If we were to ask you whether you are saving for retirement or not, many of you are likely to say yes. In our several years of meeting investors, everyone plans for saving enough for retirement.

But if we were to ask the same investors whether they can maintain the same lifestyle they now have decades into the future, they start scratching their heads. Many people have a number in their heads which makes up their dream corpus but rarely do they consider if this dream corpus will actually allow them to maintain their lifestyle, years later.

What people believe about retirement

Most people around the world want to work for up to 30 years and live a retirement that is generally well over 30 years. Considering that lifespans are now going up well into the 90s, a retirement lasting for 40 years is likely to become the norm rather than the exception. Paying for such a long retirement means working for more years, just to be able to afford the retirement. The problem is that the vast majority underestimate how much they will need to retire. Gone are the days when reaching a crore in India meant you were ready to retire in style.

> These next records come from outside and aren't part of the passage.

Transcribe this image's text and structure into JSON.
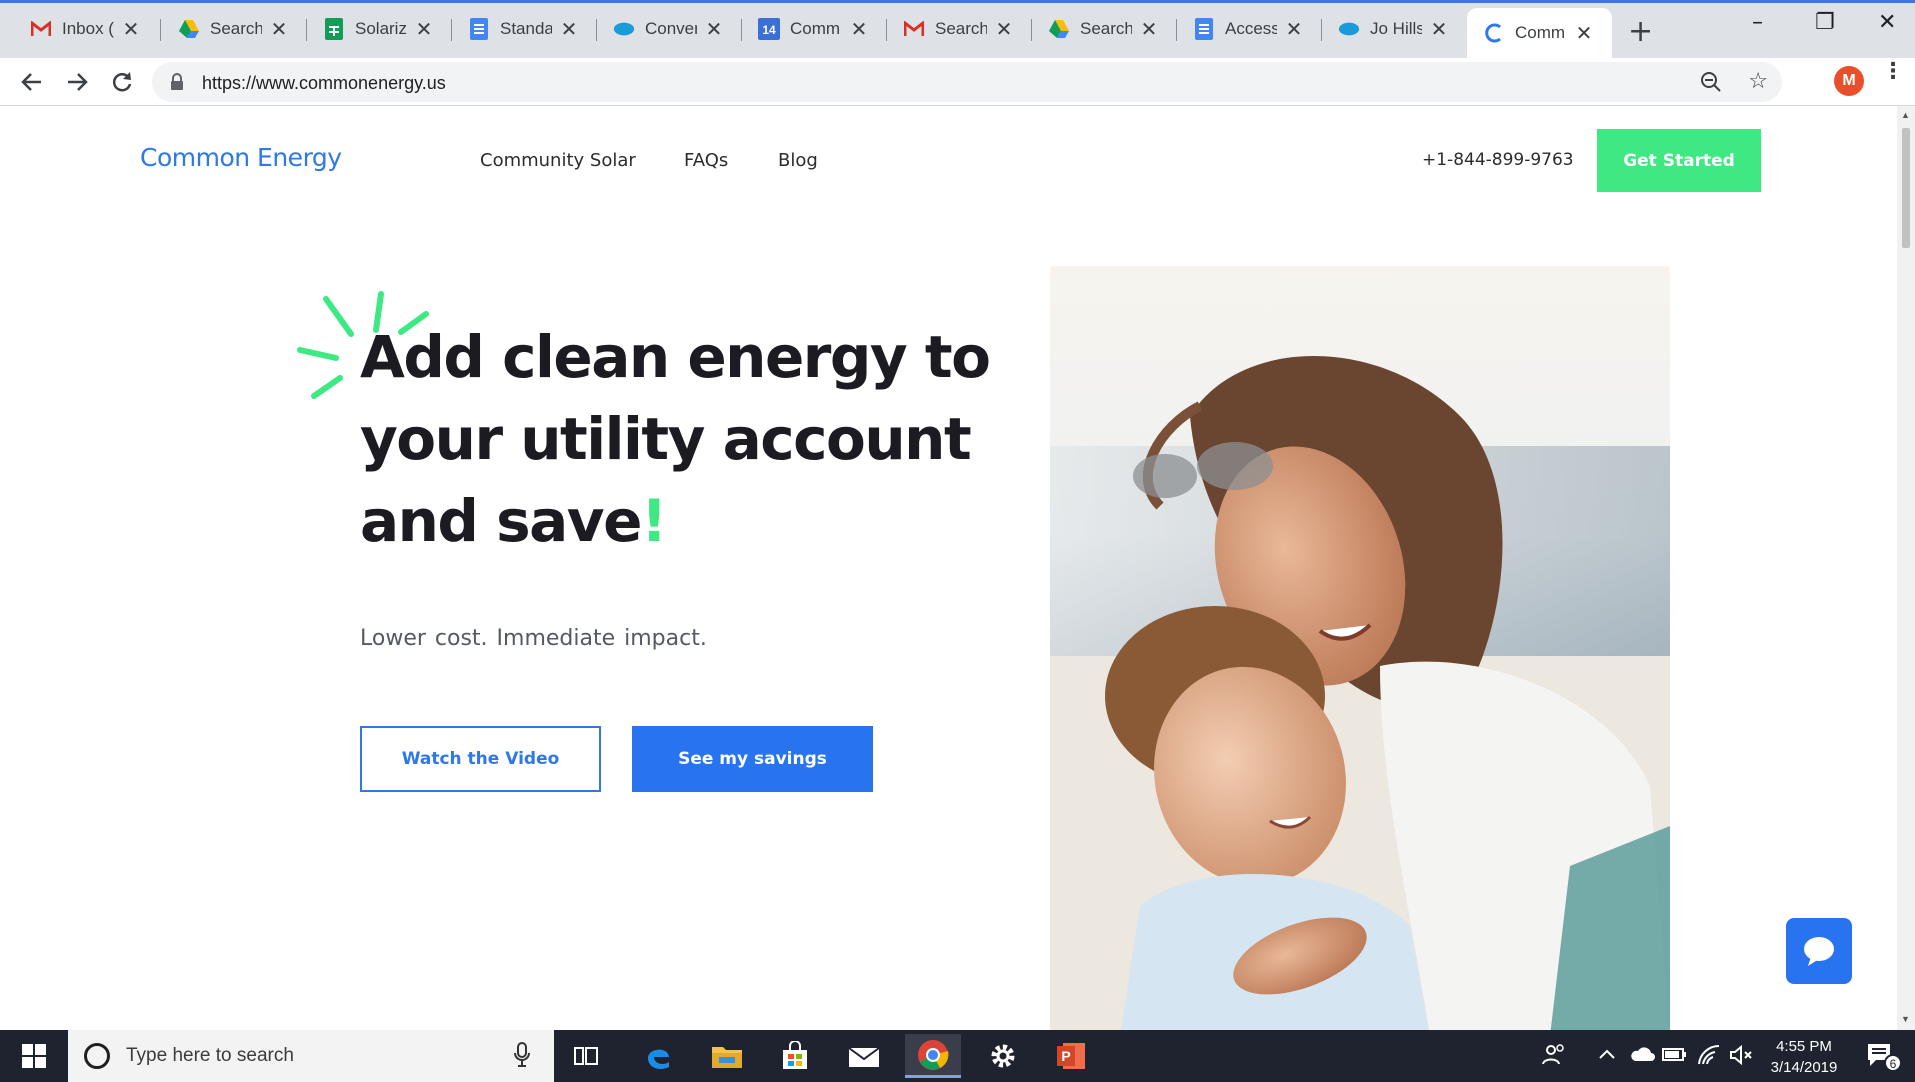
{
  "browser": {
    "tabs": [
      {
        "title": "Inbox (",
        "icon": "gmail-icon",
        "color": "#d93025"
      },
      {
        "title": "Search",
        "icon": "google-drive-icon",
        "color": "#fbbc04"
      },
      {
        "title": "Solariz",
        "icon": "google-sheets-icon",
        "color": "#0f9d58"
      },
      {
        "title": "Standa",
        "icon": "google-docs-icon",
        "color": "#4285f4"
      },
      {
        "title": "Conver",
        "icon": "salesforce-icon",
        "color": "#1a9ad9"
      },
      {
        "title": "Comm",
        "icon": "calendar-icon",
        "color": "#3b6fd8",
        "badge": "14"
      },
      {
        "title": "Search",
        "icon": "gmail-icon",
        "color": "#d93025"
      },
      {
        "title": "Search",
        "icon": "google-drive-icon",
        "color": "#fbbc04"
      },
      {
        "title": "Access",
        "icon": "google-docs-icon",
        "color": "#4285f4"
      },
      {
        "title": "Jo Hills",
        "icon": "salesforce-icon",
        "color": "#1a9ad9"
      },
      {
        "title": "Comm",
        "icon": "common-energy-icon",
        "color": "#2f78e8",
        "active": true
      }
    ],
    "close_glyph": "✕",
    "new_tab_glyph": "+",
    "url": "https://www.commonenergy.us",
    "profile_initial": "M"
  },
  "site": {
    "logo": "Common Energy",
    "nav": [
      "Community Solar",
      "FAQs",
      "Blog"
    ],
    "phone": "+1-844-899-9763",
    "cta": "Get Started",
    "hero_title_main": "Add clean energy to your utility account and save",
    "hero_title_bang": "!",
    "hero_sub": "Lower cost.  Immediate impact.",
    "btn_video": "Watch the Video",
    "btn_savings": "See my savings",
    "accent_green": "#3ee882",
    "accent_blue": "#2874f0"
  },
  "taskbar": {
    "search_placeholder": "Type here to search",
    "time": "4:55 PM",
    "date": "3/14/2019",
    "notification_count": "6"
  }
}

Answer these three important questions, before you plan your retirement corpus.

1. Is the house that you live in paid for?

2. Are your total financial savings (apart from your home you live in) equal to (or greater than) 25 times your current annual expenses.

Only if you fulfil the above stated requirements, can you consider yourself prepared for retirement. 

3. You also need the courage and conviction to invest wisely to generate about 4%-5% above inflation rate of return (if inflation is 5% now, your portfolio should generate nearly 10% to ensure you retirement is covered).

How does the math work?

Do you have sufficient financial corpus built (plus you own the house that you live in) which can cover your expenses for the rest of your retirement period.

As long as the total corpus is 25 times your current annual expense and you have sufficient conviction to invest in inflation beating assets, your current lifestyle is broadly covered for.

For example, if the current annual expense is Rs 10 lacs (not including home EMI, or rent) and you have a corpus of Rs 2.5 Cr, the math works as follows.

  • If Rs 2.5 Cr is invested in a portfolio which earns 10%, you make Rs 25 lacs that year. You take out Rs 10 lacs, for your consumption needs. Allow the remaining Rs 15 lacs to continue to grow the portfolio.
  • This way, in the next year you can use Rs 10.5 lacs and this will keep increasing in line with inflation. Remember, your expenses will double every 12 years.

The retirement corpus you plan for should generate an income which keeps growing in line with inflation.